La Corte di giustizia ribadisce che la pubblicità del registro delle imprese è intesa a garantire la certezza del diritto nelle relazioni tra le società ed i terzi, tutelando gli interessi dei terzi rispetto alle società di capitali che offrono come unica garanzia il proprio patrimonio sociale.

Ci si è chiesti se l’interessato possa chiedere di cancellare o comunque limitare l’accesso ai dati che lo riguardano, decorso un certo periodo di tempo dalla cessazione dell’attività della società ma la Corte ha escluso che il semplice decorso del tempo o la cessazione dell’attività facciano venir meno l’interesse dei terzi a poter disporre delle informazioni registrate, tenuto anche conto del numero limitato di dati personali iscritti nel registro delle imprese.

La Corte ha tuttavia ammesso che, in casi particolari e da valutare in concreto, decorso un periodo sufficientemente lungo dopo lo scioglimento della società interessata, le persone fisiche possano chiedere che l’accesso dei terzi a tali dati sia limitato: la valutazione spetta agli Stati membri.

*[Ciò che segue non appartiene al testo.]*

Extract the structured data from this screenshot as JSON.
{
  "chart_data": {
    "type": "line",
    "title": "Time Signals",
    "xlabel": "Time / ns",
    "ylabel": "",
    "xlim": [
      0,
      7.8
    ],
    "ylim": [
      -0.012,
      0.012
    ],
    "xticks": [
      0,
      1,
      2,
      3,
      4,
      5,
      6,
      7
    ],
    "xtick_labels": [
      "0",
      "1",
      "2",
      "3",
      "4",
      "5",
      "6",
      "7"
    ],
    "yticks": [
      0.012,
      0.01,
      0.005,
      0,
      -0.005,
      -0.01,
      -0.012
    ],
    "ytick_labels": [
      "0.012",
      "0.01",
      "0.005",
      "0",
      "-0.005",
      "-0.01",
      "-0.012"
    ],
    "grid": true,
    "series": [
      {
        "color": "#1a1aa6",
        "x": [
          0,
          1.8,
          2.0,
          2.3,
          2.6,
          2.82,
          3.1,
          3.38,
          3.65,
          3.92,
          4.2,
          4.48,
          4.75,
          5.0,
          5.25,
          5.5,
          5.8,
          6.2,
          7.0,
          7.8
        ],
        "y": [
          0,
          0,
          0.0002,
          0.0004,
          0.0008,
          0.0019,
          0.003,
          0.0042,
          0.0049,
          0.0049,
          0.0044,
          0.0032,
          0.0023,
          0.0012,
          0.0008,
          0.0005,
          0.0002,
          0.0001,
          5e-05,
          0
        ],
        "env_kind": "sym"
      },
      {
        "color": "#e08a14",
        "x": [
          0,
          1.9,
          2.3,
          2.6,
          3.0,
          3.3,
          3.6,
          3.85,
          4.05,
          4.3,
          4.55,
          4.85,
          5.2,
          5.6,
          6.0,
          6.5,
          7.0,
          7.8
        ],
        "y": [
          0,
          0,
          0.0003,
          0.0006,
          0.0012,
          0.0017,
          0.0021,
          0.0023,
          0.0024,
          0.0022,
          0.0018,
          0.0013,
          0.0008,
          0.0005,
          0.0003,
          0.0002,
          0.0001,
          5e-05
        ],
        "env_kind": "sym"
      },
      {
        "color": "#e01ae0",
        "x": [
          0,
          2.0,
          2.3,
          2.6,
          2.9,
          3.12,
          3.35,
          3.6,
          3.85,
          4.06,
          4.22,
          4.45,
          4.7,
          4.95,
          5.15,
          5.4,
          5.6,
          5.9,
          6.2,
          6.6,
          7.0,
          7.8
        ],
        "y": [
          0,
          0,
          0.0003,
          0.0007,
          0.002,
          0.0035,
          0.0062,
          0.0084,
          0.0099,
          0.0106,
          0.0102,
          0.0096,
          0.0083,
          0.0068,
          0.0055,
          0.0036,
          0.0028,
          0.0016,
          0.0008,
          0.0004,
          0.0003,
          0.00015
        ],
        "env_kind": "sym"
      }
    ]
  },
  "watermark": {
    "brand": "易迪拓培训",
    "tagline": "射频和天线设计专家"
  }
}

Saranno, dunque, i singoli legislatori nazionali a decidere se prevedere che gli interessati possano chiedere all’autorità incaricata della tenuta del registro di verificare la possibilità di limitare l’accesso ai dati che li riguardano: l’eventuale limitazione dovrà avvenire in ipotesi eccezionali, da valutarsi caso per caso e ove ricorrano ragioni preminenti e legittime connesse alla situazione particolare dell’interessato e, comunque, decorso un periodo sufficientemente lungo dopo lo scioglimento della società interessata.